The GLORIA imagery shown here is a subset of the available datasets and covers the Sigsbee Escarpment area located in the Gulf of Mexico between 90 and 91 degrees west and 26.5 and 27.5 degrees north.
NOS gridded SeaBeam Bathymetry
In 1989 and 1992, the Ocean Mapping Section of the National Ocean Service's (NOS) Coast and Geodetic Survey (C&GS) produced several gridded data sets of SeaBeam multibeam bathymetry. The produced data sets covered an area 1/2 degree latitude by 1 degree of longitude at 250 meter grid spacing. The bathymetry image shown below in panel 2 was generated by combining two of the NOS gridded data sets, Researcher Basin and Mitchell Basin, to produce an image representing a 1 degree by 1 degree area.
Depths within this area range from approximately 1300 to 3100 meters. However, the 16-bit bathymetry data values were compressed to 8-bit for presentation here as GIF files.
Color-encoded GLORIA sidescan image
The image shown in panel 3 below illustrates the benefit of combining the two individual datasets (GLORIA and SeaBeam). By merging the GLORIA sidescan sonar mosaic with the SeaBeam bathymetry, features in the GLORIA image may be more easily identified with regard to their relationship with the seafloor topography.
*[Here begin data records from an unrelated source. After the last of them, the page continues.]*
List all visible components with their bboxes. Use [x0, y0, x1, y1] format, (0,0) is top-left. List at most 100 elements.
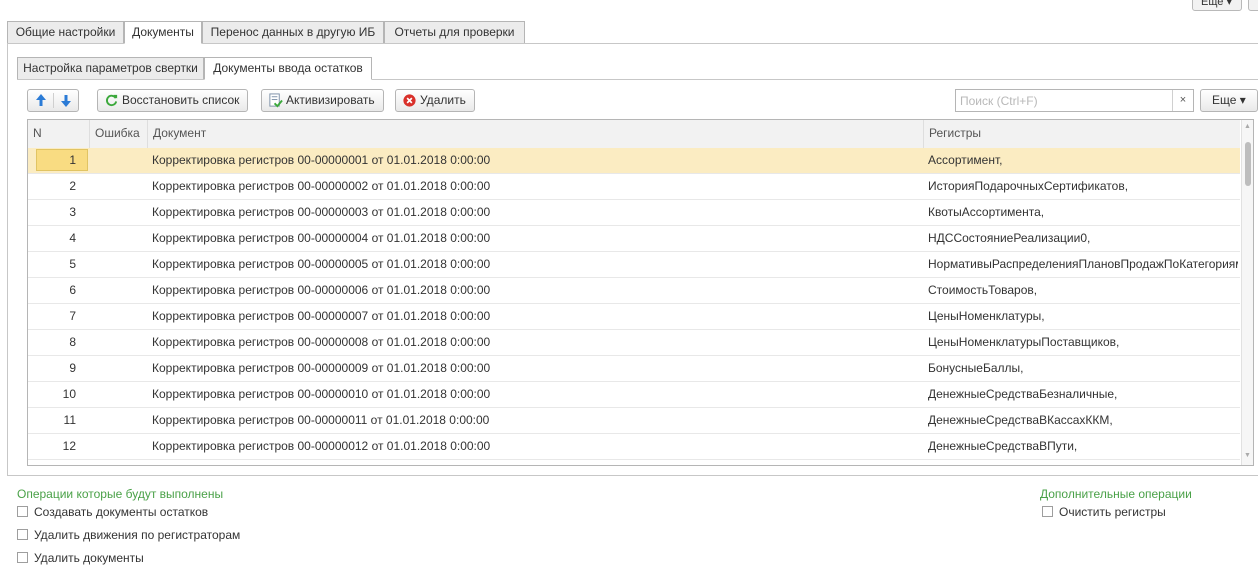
row-number: 8 — [69, 335, 76, 349]
row-number: 1 — [69, 153, 76, 167]
column-header-document[interactable]: Документ — [148, 120, 924, 148]
row-document: Корректировка регистров 00-00000010 от 0… — [152, 387, 491, 401]
row-error — [90, 434, 148, 459]
subtab-opening-balance-docs[interactable]: Документы ввода остатков — [204, 57, 372, 80]
activate-label: Активизировать — [286, 93, 375, 107]
table-scrollbar[interactable]: ▲ ▼ — [1241, 120, 1253, 465]
table-row[interactable]: 12 Корректировка регистров 00-00000012 о… — [28, 434, 1240, 460]
row-registers: НормативыРаспределенияПлановПродажПоКате… — [928, 257, 1238, 271]
row-registers: СтоимостьТоваров, — [928, 283, 1038, 297]
search-clear-button[interactable]: × — [1172, 90, 1193, 111]
table-row[interactable]: 2 Корректировка регистров 00-00000002 от… — [28, 174, 1240, 200]
table-row[interactable]: 5 Корректировка регистров 00-00000005 от… — [28, 252, 1240, 278]
checkbox-label: Удалить документы — [34, 551, 144, 565]
row-registers: ЦеныНоменклатурыПоставщиков, — [928, 335, 1120, 349]
delete-icon — [403, 94, 416, 107]
row-registers: БонусныеБаллы, — [928, 361, 1024, 375]
row-number: 4 — [69, 231, 76, 245]
table-row[interactable]: 3 Корректировка регистров 00-00000003 от… — [28, 200, 1240, 226]
row-document: Корректировка регистров 00-00000006 от 0… — [152, 283, 491, 297]
table-header: N Ошибка Документ Регистры — [28, 120, 1240, 149]
row-document: Корректировка регистров 00-00000005 от 0… — [152, 257, 491, 271]
table-row[interactable]: 7 Корректировка регистров 00-00000007 от… — [28, 304, 1240, 330]
checkbox[interactable] — [17, 529, 28, 540]
row-registers: НДССостояниеРеализации0, — [928, 231, 1091, 245]
row-document: Корректировка регистров 00-00000008 от 0… — [152, 335, 491, 349]
refresh-icon — [106, 94, 118, 107]
row-error — [90, 278, 148, 303]
subtab-fold-settings[interactable]: Настройка параметров свертки — [17, 57, 204, 80]
row-number: 11 — [63, 413, 76, 427]
row-error — [90, 356, 148, 381]
operations-title: Операции которые будут выполнены — [17, 487, 224, 501]
delete-label: Удалить — [420, 93, 466, 107]
row-number: 9 — [69, 361, 76, 375]
row-registers: КвотыАссортимента, — [928, 205, 1045, 219]
checkbox[interactable] — [17, 552, 28, 563]
top-more-button[interactable]: Еще ▾ — [1192, 0, 1242, 11]
table-row[interactable]: 11 Корректировка регистров 00-00000011 о… — [28, 408, 1240, 434]
move-buttons-group — [27, 89, 79, 112]
table-row[interactable]: 10 Корректировка регистров 00-00000010 о… — [28, 382, 1240, 408]
row-error — [90, 330, 148, 355]
checkbox-label: Удалить движения по регистраторам — [34, 528, 241, 542]
row-registers: ДенежныеСредстваБезналичные, — [928, 387, 1118, 401]
row-error — [90, 382, 148, 407]
column-header-error[interactable]: Ошибка — [90, 120, 148, 148]
restore-list-label: Восстановить список — [122, 93, 240, 107]
checkbox-label: Создавать документы остатков — [34, 505, 209, 519]
row-document: Корректировка регистров 00-00000004 от 0… — [152, 231, 491, 245]
row-document: Корректировка регистров 00-00000007 от 0… — [152, 309, 491, 323]
delete-button[interactable]: Удалить — [395, 89, 475, 112]
row-error — [90, 148, 148, 173]
table-row[interactable]: 4 Корректировка регистров 00-00000004 от… — [28, 226, 1240, 252]
row-registers: Ассортимент, — [928, 153, 1003, 167]
checkbox-label: Очистить регистры — [1059, 505, 1166, 519]
row-registers: ДенежныеСредстваВКассахККМ, — [928, 413, 1113, 427]
column-header-n[interactable]: N — [28, 120, 90, 148]
restore-list-button[interactable]: Восстановить список — [97, 89, 249, 112]
search-input[interactable] — [955, 89, 1194, 112]
move-up-icon[interactable] — [28, 90, 80, 111]
documents-table: N Ошибка Документ Регистры 1 Корректиров… — [27, 119, 1254, 466]
activate-button[interactable]: Активизировать — [261, 89, 384, 112]
row-error — [90, 304, 148, 329]
row-number: 6 — [69, 283, 76, 297]
row-document: Корректировка регистров 00-00000003 от 0… — [152, 205, 491, 219]
row-error — [90, 408, 148, 433]
tab-check-reports[interactable]: Отчеты для проверки — [384, 21, 525, 44]
table-row[interactable]: 9 Корректировка регистров 00-00000009 от… — [28, 356, 1240, 382]
row-error — [90, 226, 148, 251]
row-error — [90, 174, 148, 199]
scroll-down-icon[interactable]: ▼ — [1244, 452, 1251, 459]
table-row[interactable]: 6 Корректировка регистров 00-00000006 от… — [28, 278, 1240, 304]
row-number: 7 — [69, 309, 76, 323]
row-document: Корректировка регистров 00-00000011 от 0… — [152, 413, 490, 427]
row-registers: ЦеныНоменклатуры, — [928, 309, 1045, 323]
row-number: 12 — [62, 439, 76, 453]
tab-general-settings[interactable]: Общие настройки — [7, 21, 124, 44]
row-number: 3 — [69, 205, 76, 219]
top-extra-button[interactable] — [1248, 0, 1258, 11]
tab-data-transfer[interactable]: Перенос данных в другую ИБ — [202, 21, 384, 44]
table-row[interactable]: 1 Корректировка регистров 00-00000001 от… — [28, 148, 1240, 174]
row-document: Корректировка регистров 00-00000002 от 0… — [152, 179, 491, 193]
checkbox[interactable] — [1042, 506, 1053, 517]
more-button[interactable]: Еще ▾ — [1200, 89, 1258, 112]
column-header-registers[interactable]: Регистры — [924, 120, 1240, 148]
scroll-up-icon[interactable]: ▲ — [1244, 123, 1251, 130]
row-error — [90, 252, 148, 277]
table-row[interactable]: 8 Корректировка регистров 00-00000008 от… — [28, 330, 1240, 356]
row-registers: ИсторияПодарочныхСертификатов, — [928, 179, 1129, 193]
scrollbar-thumb[interactable] — [1245, 142, 1251, 186]
row-registers: ДенежныеСредстваВПути, — [928, 439, 1078, 453]
row-number: 2 — [69, 179, 76, 193]
row-document: Корректировка регистров 00-00000012 от 0… — [152, 439, 491, 453]
checkbox[interactable] — [17, 506, 28, 517]
row-document: Корректировка регистров 00-00000001 от 0… — [152, 153, 491, 167]
tab-documents[interactable]: Документы — [124, 21, 202, 44]
document-check-icon — [269, 93, 283, 108]
row-number: 5 — [69, 257, 76, 271]
extra-operations-title: Дополнительные операции — [1040, 487, 1192, 501]
row-document: Корректировка регистров 00-00000009 от 0… — [152, 361, 491, 375]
Color Encoded Shaded Relief and Perspective Images
The NOS gridded SeaBeam bathymetry was used to generate a shaded relief image of the area. The shaded relief image was then encoded with the bathymetry to generate color intensity, saturation, and hue images. When those images are combined in RGB planes, they create an image such as the one shown above.
By combining the shaded relief image with the NOS bathymetry, seafloor features, such as Hydrographers Basin and Green Knoll, become more easily identified.
Three fly-by movies of the Sigsbee Escarpment generated from the imagefiles shown above are included and may be viewed with an 'MPEG' viewer. The image shown to the left is one of the individual frames contained in the movie and is an exaggerated perspective of the Sigsbee Escarpment and Green Knoll.
The animations included here were generated using the PCI Remote Sensing Corporation's (www.pcigeomatics.com) program FLY!. By overlaying selected imagery on the available bathymetric grid generated from the NOS SeaBeam bathymetry, the user is able to generate near real-time fly-by's through the imagery. The FLY! program allows the user the ability to select speed and direction, elevation above the scene, and viewing direction.
To generate the individual fly-by's, the flight path was saved to allow the same path to be passed over with different sets of combined imagery. As the flight path was replayed for the individual data sets, the individual scenes or frames were saved as 'TIFF' files. When the fly-by sequence was completed, the individual 'TIFF' files were then encoded into an 'MPEG' file to allow playback through any 'MPEG' viewer.